Division of General Thoracic Surgery, Integrative Center of General Surgery, Gunma University Hospital, Gunma, Japan; Department of Thoracic and Visceral Organ Surgery, Gunma University, Graduate School of Medicine, Gunma, Japan.
Division of General Thoracic Surgery, Integrative Center of General Surgery, Gunma University Hospital, Gunma, Japan; Department of Thoracic and Visceral Organ Surgery, Gunma University, Graduate School of Medicine, Gunma, Japan.
J Thorac Cardiovasc Surg. 2017 Oct;154(4):1406-1417.e3. doi: 10.1016/j.jtcvs.2017.03.125. Epub 2017 Apr 5.
Stathmin 1 is a major cytosolic phosphoprotein that regulates microtubule dynamics and is associated with malignant phenotypes in various cancers, including non-small cell lung cancer.
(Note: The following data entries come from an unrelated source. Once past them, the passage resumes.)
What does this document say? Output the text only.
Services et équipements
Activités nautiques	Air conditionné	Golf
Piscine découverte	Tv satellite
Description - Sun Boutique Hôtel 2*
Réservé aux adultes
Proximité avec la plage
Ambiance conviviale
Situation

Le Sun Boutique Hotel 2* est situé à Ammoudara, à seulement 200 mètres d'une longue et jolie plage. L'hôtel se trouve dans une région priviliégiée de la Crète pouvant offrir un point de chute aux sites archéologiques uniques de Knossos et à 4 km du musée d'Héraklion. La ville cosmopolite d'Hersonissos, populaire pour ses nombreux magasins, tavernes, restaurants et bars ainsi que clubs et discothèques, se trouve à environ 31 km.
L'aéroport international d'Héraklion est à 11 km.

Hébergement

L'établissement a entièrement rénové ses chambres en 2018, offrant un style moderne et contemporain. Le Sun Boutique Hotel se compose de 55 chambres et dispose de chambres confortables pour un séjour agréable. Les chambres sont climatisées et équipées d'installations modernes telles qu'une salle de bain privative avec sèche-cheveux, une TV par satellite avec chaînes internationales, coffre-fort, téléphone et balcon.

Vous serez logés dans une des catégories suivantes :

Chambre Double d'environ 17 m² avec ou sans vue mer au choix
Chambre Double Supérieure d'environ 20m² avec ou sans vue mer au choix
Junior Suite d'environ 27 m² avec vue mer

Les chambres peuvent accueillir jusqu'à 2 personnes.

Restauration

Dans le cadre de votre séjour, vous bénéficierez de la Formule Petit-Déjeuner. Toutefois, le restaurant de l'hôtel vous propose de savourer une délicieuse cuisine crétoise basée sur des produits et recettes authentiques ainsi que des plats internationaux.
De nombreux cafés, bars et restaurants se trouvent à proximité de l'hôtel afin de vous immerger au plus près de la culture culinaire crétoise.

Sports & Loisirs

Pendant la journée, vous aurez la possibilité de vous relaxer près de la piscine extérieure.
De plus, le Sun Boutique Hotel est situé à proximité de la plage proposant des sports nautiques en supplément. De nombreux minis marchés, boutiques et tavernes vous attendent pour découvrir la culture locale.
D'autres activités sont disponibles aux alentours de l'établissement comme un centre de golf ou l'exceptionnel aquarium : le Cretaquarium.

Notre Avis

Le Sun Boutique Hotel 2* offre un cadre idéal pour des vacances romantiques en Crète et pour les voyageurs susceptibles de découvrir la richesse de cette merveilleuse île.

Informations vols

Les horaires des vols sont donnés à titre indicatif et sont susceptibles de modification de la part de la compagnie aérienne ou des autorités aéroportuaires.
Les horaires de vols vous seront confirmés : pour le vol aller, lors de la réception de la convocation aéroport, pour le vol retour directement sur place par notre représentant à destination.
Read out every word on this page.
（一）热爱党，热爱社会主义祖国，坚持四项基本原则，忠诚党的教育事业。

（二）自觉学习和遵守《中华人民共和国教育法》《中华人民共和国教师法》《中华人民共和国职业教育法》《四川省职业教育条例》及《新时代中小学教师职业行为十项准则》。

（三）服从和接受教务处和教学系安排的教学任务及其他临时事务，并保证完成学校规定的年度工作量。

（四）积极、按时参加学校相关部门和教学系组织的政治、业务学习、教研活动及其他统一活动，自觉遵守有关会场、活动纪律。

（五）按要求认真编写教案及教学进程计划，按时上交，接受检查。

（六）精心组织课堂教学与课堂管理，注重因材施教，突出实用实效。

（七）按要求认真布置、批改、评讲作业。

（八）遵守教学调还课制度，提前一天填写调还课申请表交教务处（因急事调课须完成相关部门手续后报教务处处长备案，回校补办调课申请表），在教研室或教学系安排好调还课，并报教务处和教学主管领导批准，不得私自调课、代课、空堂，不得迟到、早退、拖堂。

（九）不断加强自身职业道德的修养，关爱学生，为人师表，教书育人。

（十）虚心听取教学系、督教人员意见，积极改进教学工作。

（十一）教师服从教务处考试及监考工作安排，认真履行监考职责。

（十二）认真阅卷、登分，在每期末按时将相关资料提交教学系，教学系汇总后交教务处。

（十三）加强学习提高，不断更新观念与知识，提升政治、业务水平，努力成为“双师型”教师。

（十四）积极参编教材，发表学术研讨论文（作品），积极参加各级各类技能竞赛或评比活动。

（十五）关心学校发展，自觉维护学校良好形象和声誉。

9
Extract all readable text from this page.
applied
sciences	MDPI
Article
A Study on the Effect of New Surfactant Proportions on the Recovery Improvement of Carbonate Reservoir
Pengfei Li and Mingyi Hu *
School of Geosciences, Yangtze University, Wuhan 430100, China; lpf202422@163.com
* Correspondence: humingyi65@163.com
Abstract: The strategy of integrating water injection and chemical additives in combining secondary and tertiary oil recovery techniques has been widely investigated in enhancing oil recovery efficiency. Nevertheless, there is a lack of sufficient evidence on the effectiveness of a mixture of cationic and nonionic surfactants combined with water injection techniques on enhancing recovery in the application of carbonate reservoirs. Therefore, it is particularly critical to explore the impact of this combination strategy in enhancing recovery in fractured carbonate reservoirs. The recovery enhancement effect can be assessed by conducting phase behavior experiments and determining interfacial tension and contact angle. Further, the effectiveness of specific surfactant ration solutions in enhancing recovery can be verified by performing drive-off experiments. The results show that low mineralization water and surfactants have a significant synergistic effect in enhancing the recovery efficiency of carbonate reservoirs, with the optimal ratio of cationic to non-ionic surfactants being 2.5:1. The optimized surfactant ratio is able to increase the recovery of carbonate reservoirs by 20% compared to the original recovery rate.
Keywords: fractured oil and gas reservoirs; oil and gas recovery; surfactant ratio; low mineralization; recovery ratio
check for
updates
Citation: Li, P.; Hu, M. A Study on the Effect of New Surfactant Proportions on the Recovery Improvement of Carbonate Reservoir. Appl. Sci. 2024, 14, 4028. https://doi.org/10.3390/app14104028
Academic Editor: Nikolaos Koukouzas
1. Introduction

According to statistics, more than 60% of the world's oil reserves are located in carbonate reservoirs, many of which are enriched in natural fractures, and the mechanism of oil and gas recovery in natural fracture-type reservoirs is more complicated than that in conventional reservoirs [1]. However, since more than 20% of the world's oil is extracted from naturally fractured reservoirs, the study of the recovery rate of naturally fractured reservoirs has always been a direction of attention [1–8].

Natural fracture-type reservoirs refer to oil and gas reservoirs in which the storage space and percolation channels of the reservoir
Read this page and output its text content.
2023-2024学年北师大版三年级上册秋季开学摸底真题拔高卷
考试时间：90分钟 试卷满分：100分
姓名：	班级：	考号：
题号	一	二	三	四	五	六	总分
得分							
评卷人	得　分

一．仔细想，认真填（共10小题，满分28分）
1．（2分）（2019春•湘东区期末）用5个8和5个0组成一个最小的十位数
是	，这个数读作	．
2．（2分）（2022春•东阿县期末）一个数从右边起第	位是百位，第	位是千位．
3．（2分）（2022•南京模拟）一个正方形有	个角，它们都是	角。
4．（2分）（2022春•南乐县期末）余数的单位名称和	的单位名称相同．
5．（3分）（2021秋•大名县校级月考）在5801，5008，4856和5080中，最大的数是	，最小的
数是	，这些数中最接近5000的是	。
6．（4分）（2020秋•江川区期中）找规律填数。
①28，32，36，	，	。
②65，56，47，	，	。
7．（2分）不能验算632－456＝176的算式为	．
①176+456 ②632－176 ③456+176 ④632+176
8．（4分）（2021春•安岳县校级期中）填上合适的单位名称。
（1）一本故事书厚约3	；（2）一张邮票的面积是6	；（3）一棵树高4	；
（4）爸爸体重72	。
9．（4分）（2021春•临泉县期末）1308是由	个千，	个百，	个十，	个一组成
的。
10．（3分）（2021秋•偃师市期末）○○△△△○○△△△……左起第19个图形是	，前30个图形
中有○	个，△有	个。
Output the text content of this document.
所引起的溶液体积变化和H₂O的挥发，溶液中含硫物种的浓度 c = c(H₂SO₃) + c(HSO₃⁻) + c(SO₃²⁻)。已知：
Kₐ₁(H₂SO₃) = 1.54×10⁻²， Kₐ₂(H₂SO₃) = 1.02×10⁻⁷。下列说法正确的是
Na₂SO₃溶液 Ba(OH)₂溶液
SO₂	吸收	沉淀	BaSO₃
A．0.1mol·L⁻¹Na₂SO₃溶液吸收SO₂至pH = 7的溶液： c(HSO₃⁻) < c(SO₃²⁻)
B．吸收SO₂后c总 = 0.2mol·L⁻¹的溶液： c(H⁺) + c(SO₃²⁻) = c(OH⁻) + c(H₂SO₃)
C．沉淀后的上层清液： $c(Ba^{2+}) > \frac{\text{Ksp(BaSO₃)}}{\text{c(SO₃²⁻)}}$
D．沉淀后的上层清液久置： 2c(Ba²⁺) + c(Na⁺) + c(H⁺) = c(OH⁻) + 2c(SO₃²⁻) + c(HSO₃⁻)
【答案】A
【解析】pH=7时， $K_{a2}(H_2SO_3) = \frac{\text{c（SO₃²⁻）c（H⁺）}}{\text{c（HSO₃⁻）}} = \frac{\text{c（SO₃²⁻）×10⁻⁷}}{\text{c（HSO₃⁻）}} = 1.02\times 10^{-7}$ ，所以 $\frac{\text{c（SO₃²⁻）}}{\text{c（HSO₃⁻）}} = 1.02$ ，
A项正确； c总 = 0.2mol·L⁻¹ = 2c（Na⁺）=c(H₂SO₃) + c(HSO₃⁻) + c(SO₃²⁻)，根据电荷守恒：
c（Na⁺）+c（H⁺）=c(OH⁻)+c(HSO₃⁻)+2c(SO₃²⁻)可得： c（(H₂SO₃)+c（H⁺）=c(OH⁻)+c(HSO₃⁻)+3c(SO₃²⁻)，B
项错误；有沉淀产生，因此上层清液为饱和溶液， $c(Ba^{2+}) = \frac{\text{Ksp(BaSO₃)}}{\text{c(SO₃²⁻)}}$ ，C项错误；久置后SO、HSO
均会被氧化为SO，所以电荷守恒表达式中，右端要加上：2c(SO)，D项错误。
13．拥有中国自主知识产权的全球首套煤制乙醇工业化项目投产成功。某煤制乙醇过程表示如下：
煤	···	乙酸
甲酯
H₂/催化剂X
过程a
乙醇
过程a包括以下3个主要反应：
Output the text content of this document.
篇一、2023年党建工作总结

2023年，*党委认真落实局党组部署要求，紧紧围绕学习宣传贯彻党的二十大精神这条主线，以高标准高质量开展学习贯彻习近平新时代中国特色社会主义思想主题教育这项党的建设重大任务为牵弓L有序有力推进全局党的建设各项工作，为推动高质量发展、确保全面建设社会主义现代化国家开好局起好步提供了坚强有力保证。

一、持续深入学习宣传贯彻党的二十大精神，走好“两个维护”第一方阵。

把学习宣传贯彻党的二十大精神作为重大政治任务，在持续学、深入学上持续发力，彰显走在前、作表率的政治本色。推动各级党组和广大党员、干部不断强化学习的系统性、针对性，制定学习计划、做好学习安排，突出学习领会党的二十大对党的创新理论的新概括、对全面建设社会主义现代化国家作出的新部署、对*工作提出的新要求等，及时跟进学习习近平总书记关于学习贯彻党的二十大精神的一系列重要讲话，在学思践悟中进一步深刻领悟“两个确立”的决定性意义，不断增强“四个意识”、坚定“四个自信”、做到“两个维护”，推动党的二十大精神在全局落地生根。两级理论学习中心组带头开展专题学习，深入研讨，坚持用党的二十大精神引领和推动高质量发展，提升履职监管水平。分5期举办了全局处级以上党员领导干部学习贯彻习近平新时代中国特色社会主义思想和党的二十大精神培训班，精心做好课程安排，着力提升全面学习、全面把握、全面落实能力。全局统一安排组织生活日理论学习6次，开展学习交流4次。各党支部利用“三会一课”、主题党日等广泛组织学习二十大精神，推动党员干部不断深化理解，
We aimed to determine differences in overall survival and disease-free proportion in patients with lung adenocarcinoma stratified by stathmin 1 tumor expression.
With the use of immunohistochemistry, stathmin 1 expression was determined in resection specimens from 303 patients with adenocarcinoma. Associations between stathmin 1 protein expression and overall and disease-free proportion were assessed (Kaplan-Meier survival curves compared with log-rank statistics). Cox proportional hazards regression determined the hazard for death stratified by stathmin 1, adjusting for clinicopathologic characteristics.
During follow-up, 74 (24.4%) recurrences and 73 (24.1%) all-cause deaths were recorded. Expressed in 53.8% of adenocarcinoma cases, overall survival and disease-free proportion were significantly worse in stathmin 1-positive patients (log-rank P < .001 and P < .001, respectively). When adjusted for clinical and pathologic factors, stathmin 1 expression was an independent prognostic variable for both overall survival (hazard ratio, 2.21; 95% confidence interval, 1.28-3.80) and disease-free proportion (hazard ratio, 2.02; 95% confidence interval, 1.13-3.63) and for disease-free proportion even in the subset of patients with stage I (hazard ratio, 2.79; 95% confidence interval, 1.07-7.27). There was no significant difference between the stathmin 1-positive patients with stage IA and patients with stage IB in overall survival (P = .975) and disease-free proportion (P = .490), respectively.
Stathmin 1 expression was an independent prognostic factor for adenocarcinoma, even when restricted to patients with early-stage cancer.
Stathmin 1 是一种主要的胞质磷酸蛋白,可调节微管动力学,并与包括非小细胞肺癌在内的各种癌症的恶性表型相关。我们旨在通过分析 Stathmin 1 肿瘤表达情况,确定肺腺癌患者的总生存率和无病比例的差异。
使用免疫组织化学方法,检测 303 例肺腺癌患者的肿瘤标本中 Stathmin 1 的表达。评估 Stathmin 1 蛋白表达与总生存率和无病比例之间的相关性(通过 Kaplan-Meier 生存曲线与对数秩检验进行比较)。Cox 比例风险回归确定了按 Stathmin 1 分层的死亡风险,同时调整了临床病理特征。
在随访期间,记录了 74 例(24.4%)复发和 73 例(24.1%)全因死亡。在 53.8%的腺癌病例中表达,Stathmin 1 阳性患者的总生存率和无病比例明显较差(对数秩检验 P<0.001 和 P<0.001)。当调整临床和病理因素时,Stathmin 1 表达是总生存率(危险比,2.21;95%置信区间,1.28-3.80)和无病比例(危险比,2.02;95%置信区间,1.13-3.63)的独立预后变量,甚至在 I 期患者亚组中也是如此(危险比,2.79;95%置信区间,1.07-7.27)。Stathmin 1 阳性的 IA 期患者与 IB 期患者的总生存率(P=0.975)和无病比例(P=0.490)无显著差异。
Stathmin 1 表达是腺癌的独立预后因素,即使限于早期癌症患者也是如此。